I get an error "AMD-V is disabled in the BIOS" or "Intel-VT is disabled in the BIOS" or similar
Solution: See this link
The virtual machine won't boot
Solutions:
- Try increasing the number of allocated CPUs: Under Settings→System→Processor
- Try increasing the amount of allocated memory:
Once you have the starter code, you will need to download the CIFAR-10 dataset. Run the following from the homework 2 directory:
cd deeplearning/datasets
./get_assignment2_data.sh
If you don't have wget installed, you can also try
./get_assignment2_data_curl.sh
After you download data, you should start the IPython notebook server from the homework 2 directory with the following command:
jupyter notebook
If you are unfamiliar with IPython, you should read our IPython tutorial.
Once you are done working run the collect_submission.sh
script;
this will produce a file called assignment2.zip
.
Upload this file to Gradescope.
Note that Gradescope will run an autograder on the files you submit.
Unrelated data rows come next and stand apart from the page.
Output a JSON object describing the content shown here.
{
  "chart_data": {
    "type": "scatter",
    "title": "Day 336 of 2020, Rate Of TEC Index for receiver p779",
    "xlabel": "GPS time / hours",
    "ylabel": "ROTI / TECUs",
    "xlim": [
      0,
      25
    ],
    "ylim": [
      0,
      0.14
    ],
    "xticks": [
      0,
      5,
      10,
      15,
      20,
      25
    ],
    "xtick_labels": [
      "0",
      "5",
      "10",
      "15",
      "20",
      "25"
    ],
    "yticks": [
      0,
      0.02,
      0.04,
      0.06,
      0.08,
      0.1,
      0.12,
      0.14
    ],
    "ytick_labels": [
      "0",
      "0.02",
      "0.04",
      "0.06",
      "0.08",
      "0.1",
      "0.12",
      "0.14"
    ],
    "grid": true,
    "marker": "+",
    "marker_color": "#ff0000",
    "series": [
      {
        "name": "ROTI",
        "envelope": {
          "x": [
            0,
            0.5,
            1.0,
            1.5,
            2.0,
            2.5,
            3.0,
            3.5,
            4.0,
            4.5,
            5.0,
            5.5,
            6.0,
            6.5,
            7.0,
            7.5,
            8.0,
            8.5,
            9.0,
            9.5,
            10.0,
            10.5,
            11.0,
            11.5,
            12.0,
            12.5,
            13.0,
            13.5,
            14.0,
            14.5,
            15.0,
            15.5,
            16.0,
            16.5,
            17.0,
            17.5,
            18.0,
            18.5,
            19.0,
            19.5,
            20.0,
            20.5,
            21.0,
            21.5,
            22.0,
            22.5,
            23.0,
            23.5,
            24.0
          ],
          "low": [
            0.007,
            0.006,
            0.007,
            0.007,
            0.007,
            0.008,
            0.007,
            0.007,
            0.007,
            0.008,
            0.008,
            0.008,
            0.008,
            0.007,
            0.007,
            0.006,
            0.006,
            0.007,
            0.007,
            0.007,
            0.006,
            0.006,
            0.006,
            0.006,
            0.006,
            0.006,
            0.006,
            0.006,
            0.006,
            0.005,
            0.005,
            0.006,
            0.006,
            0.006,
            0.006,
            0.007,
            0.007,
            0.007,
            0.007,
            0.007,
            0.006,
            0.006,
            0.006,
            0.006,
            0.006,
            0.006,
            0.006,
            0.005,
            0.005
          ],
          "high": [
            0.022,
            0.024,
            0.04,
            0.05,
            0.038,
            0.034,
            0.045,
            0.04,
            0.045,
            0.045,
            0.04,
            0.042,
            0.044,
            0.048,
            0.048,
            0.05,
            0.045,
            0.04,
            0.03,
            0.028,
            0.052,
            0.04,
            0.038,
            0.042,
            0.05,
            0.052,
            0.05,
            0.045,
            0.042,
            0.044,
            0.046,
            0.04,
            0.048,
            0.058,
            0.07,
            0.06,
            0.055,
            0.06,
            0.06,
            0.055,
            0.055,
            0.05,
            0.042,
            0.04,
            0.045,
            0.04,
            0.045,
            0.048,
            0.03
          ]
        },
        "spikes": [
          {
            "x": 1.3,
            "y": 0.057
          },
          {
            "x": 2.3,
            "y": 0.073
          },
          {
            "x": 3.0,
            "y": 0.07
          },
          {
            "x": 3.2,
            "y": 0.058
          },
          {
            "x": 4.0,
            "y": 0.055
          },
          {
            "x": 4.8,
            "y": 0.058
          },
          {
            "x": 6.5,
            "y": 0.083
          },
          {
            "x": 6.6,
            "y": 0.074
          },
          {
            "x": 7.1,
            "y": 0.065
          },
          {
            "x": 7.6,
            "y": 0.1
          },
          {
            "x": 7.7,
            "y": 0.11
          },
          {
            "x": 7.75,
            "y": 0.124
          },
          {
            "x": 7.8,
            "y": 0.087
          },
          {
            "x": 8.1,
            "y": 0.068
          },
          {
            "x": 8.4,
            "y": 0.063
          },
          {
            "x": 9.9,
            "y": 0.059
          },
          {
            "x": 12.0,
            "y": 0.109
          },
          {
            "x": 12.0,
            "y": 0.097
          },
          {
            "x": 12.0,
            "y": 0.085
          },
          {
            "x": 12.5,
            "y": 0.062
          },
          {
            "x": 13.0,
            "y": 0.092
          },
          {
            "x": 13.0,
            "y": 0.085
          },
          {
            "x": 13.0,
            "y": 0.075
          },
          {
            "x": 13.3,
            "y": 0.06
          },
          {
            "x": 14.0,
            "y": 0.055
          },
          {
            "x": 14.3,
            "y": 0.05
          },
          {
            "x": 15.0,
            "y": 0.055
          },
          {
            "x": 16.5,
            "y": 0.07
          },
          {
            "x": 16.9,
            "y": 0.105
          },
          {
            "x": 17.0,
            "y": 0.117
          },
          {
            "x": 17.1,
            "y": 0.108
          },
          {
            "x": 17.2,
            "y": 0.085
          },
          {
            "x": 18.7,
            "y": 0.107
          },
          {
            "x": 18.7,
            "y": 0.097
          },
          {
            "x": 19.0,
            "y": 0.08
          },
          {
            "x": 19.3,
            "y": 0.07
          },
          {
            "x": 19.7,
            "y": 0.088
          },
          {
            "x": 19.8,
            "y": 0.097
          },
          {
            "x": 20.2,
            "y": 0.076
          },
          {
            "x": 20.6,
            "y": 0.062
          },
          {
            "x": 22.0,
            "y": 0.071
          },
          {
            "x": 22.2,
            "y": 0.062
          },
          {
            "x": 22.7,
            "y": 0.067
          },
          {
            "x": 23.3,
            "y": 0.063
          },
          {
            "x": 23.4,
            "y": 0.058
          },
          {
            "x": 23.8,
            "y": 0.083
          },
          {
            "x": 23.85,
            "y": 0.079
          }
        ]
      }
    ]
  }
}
For some
test cases, there is a nonzero (but should be very low) probability that correct
implementations may fail due to randomness. If you think your implementation is
correct, then you can simply resubmit to rerun the autograder to check whether
it really is just a particularly unlucky seed..
The IPython notebook RNN_Captioning.ipynb
will introduce you to the implementation
of vanilla recurrent neural networks for image captioning. Follow the instructions
in the notebook to complete this part.
The IPython notebook LSTM_Captioning.ipynb
will introduce you to the implementation
of LSTM for image captioning. Follow the instructions in the notebook to complete this part.
The IPython notebook NetworkVisualization.ipynb
will introduce you to various techniques
for visualizing neural network internals. Follow the instructions in the notebook to complete this part.
We will use PyTorch for this part.
The IPython notebook StyleTransfer.ipynb
will introduce you to image style transfer.
Follow the instructions in the notebook to complete this part. We will use PyTorch for this part.